As with all things cocktailian, Wellman loves the history and the romance behind “quinine water,” telling me tales about its origin in Peru, where it was credited with saving the viceroy’s wife from an illness.
Wellman is looking to the future of tonic as well. She’s putting the finishing touches on a plan to bottle and sell her own line of mixers, including tonic, cola syrup and ginger syrup. She’s fine-tuning the flavors and working on the logistics now, and promises to let CityBeat readers know as soon as the products are ready to sell.
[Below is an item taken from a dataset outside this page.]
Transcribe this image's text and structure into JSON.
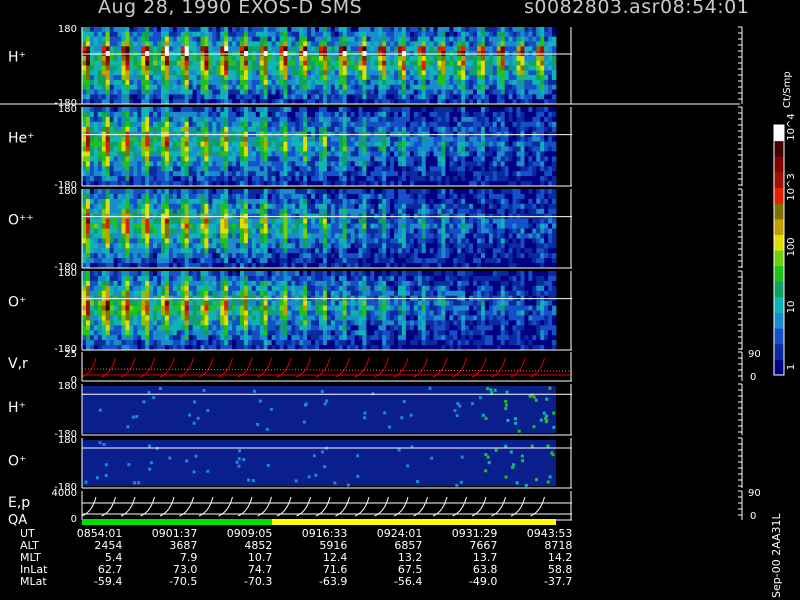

When Igby’s (122 E. Sixth St., Downtown, 513-246-4396) came to town, they brought consultant Brian Van Flandern to help develop their house-made tonic syrup. Igby’s General Manager Mike Schroeder says they use quinine powder from Australia to make a tonic that doesn’t taste like it’s “off the gun.”
“We like it with Hendrick’s Gin, which is less junipery and just easier to drink,” he explains.
The result was a very popular cocktail-of-the-month for March, with simple syrup, lime juice, quinine, gin and a splash of soda.
While we wait for Wellman’s tonic to arrive at retail, home cocktail mixers have to settle for what’s already available.
My friends at cocktailians.com did a “Tonic Water Shootout” — a blind taste-test of premium and easy-to-find brands. In the premium group, Fever-Tree Mediterranean — sweetened with cane sugar — was the top vote-getter, and Canada Dry beat Schweppes in the grocery store round.